A few bp after this, GATK calls an insertion:
chr2 48033352 . C CAACCGATGTTGCTTTTCTGTCCTAGCATTTTTGTTTTAATTCCTT 108.02 PASS
Long story short:
- There are only 6 reads supporting this insertion.
- Of them, only 3 have the full "GATK-ALT-insertion". All of these 3 have, at least, 1 bp more.

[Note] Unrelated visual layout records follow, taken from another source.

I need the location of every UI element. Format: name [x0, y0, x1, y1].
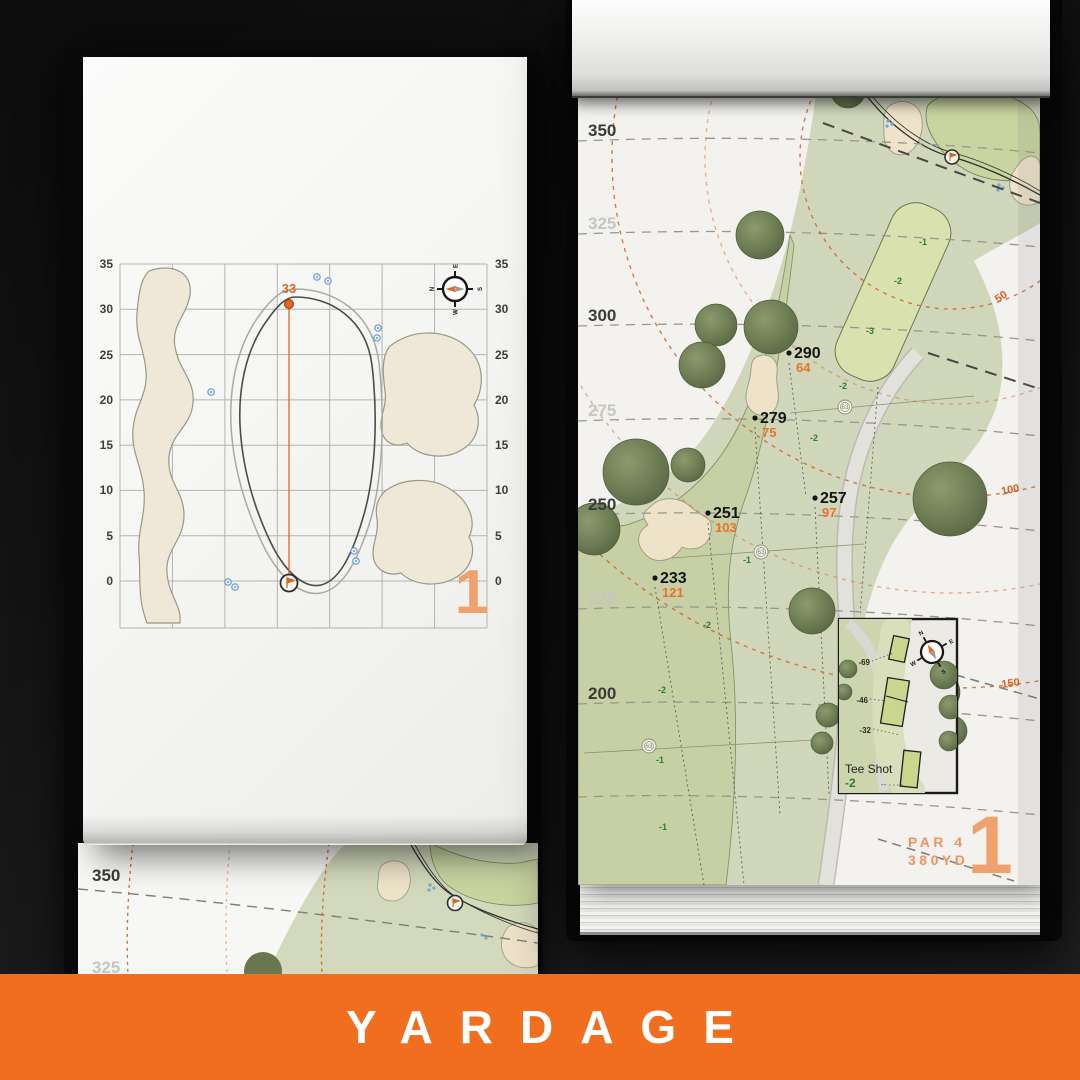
green-outline-inner: [240, 297, 375, 586]
svg-text:0: 0: [106, 574, 113, 588]
yardage-banner: YARDAGE: [0, 974, 1080, 1080]
svg-text:275: 275: [588, 401, 616, 420]
hole-1-map: 63 63 63 -1 -2 -3 -2: [578, 95, 1040, 885]
yardage-label: 380YD: [908, 852, 968, 868]
pin-distance-label: 33: [282, 281, 296, 296]
svg-text:63: 63: [757, 549, 765, 556]
svg-text:-2: -2: [658, 685, 666, 695]
under-label-350: 350: [92, 866, 120, 885]
under-page-map: 350 325: [78, 843, 538, 975]
svg-text:300: 300: [588, 306, 616, 325]
svg-text:20: 20: [495, 393, 509, 407]
svg-text:63: 63: [841, 404, 849, 411]
right-book-hole-page: 63 63 63 -1 -2 -3 -2: [578, 95, 1040, 885]
svg-text:30: 30: [495, 302, 509, 316]
tee-shot-value: -2: [845, 776, 856, 790]
svg-text:35: 35: [495, 257, 509, 271]
svg-text:-1: -1: [743, 555, 751, 565]
right-book-page-stack: [580, 884, 1040, 935]
svg-text:-1: -1: [659, 822, 667, 832]
tee-shot-dots: --: [881, 780, 887, 789]
svg-text:35: 35: [100, 257, 114, 271]
left-book-under-page: 350 325: [78, 843, 538, 975]
under-bunker-1: [378, 861, 411, 901]
svg-text:121: 121: [662, 585, 684, 600]
svg-text:350: 350: [588, 121, 616, 140]
svg-text:103: 103: [715, 520, 737, 535]
svg-text:-2: -2: [894, 276, 902, 286]
hole-number: 1: [455, 558, 489, 627]
flag-marker: [281, 575, 298, 592]
flag-marker: [945, 150, 959, 164]
svg-text:15: 15: [100, 438, 114, 452]
svg-text:200: 200: [588, 684, 616, 703]
svg-text:N: N: [430, 287, 436, 291]
hole-number: 1: [967, 800, 1013, 885]
svg-text:15: 15: [495, 438, 509, 452]
axis-left: 35 30 25 20 15 10 5 0: [100, 257, 114, 588]
svg-text:20: 20: [100, 393, 114, 407]
yardage-title: YARDAGE: [319, 1000, 761, 1054]
svg-text:5: 5: [495, 529, 502, 543]
under-flag-marker: [448, 896, 463, 911]
green-outline-outer: [231, 289, 382, 594]
tee-shot-inset: -69 -46 -32 Tee Shot -2 --: [836, 619, 966, 793]
svg-text:10: 10: [100, 483, 114, 497]
tee-shot-title: Tee Shot: [845, 762, 893, 776]
svg-text:-3: -3: [866, 326, 874, 336]
svg-text:30: 30: [100, 302, 114, 316]
compass-icon: N E S W: [430, 264, 484, 315]
svg-text:325: 325: [588, 214, 616, 233]
svg-text:25: 25: [495, 348, 509, 362]
right-book-flipped-page: [572, 0, 1050, 98]
page-edge-shade: [1018, 95, 1040, 885]
tee-label-32: -32: [859, 726, 871, 735]
par-label: PAR 4: [908, 834, 966, 850]
svg-text:10: 10: [495, 483, 509, 497]
yardage-book-mockup: 350 325 35 30 25 20 1: [0, 0, 1080, 1080]
green-detail-map: 35 30 25 20 15 10 5 0 35 30 25 20 15 10 …: [83, 57, 527, 845]
axis-right: 35 30 25 20 15 10 5 0: [495, 257, 509, 588]
pin-point: [285, 300, 294, 309]
svg-text:75: 75: [762, 425, 776, 440]
svg-text:63: 63: [645, 743, 653, 750]
tee-label-46: -46: [856, 696, 868, 705]
svg-text:0: 0: [495, 574, 502, 588]
svg-text:225: 225: [588, 589, 616, 608]
svg-text:-2: -2: [839, 381, 847, 391]
svg-text:S: S: [478, 287, 484, 291]
svg-text:W: W: [454, 309, 460, 315]
left-book-top-page: 35 30 25 20 15 10 5 0 35 30 25 20 15 10 …: [83, 57, 527, 845]
svg-text:5: 5: [106, 529, 113, 543]
svg-text:25: 25: [100, 348, 114, 362]
svg-text:64: 64: [796, 360, 811, 375]
under-label-325: 325: [92, 958, 120, 975]
svg-text:250: 250: [588, 495, 616, 514]
svg-text:E: E: [454, 264, 460, 268]
tee-label-69: -69: [858, 658, 870, 667]
svg-text:-2: -2: [703, 620, 711, 630]
svg-text:-2: -2: [810, 433, 818, 443]
svg-text:-1: -1: [656, 755, 664, 765]
svg-text:150: 150: [1001, 677, 1021, 691]
svg-text:97: 97: [822, 505, 836, 520]
svg-text:-1: -1: [919, 237, 927, 247]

- None of these reads have the 3' side of the reference. It should be:
CTTTAACAGGAAGAGGTAC ins TGCAACATTTGATGGG
- I lied. One of these reads does have the full sequence:
TAACAGGAAGAGGTAC | AACCGATGTTGCTTTTCTGTCCTAGCATTTTTGTTTTAATTCCTTTGAGTTACTTCCTTATGCATATTTTACTTTAACAGGAAGAGGTAC | TGCAACATTTGATGGGACAGCAATAGCAAATGCAGTTGTTAAAGA
It is a duplication of the whole previous sequence, including the deletion 80bp upstream. I want to run functional analysis of the variants detected, and I am changing from a frameshift insertion to a non-frameshift insertion.
Ok, I have detected this wrong indel, but I am calling 1.9M Indels in this dataset, and 1.7M more in another one and I am worried about reporting strong functional annotation to erroneous variants.
Is there any method I can use to detect this kind of indel (not enough reads supporting both tips of the insertion)? Or I can only filter by QD?
My hard filter removes QUAL<50 and QD<2 . This particular variant has QUAL=108.02, QD=4.91 and Genotyping Quality=99
Any advice?
Thanks in advance,
Txema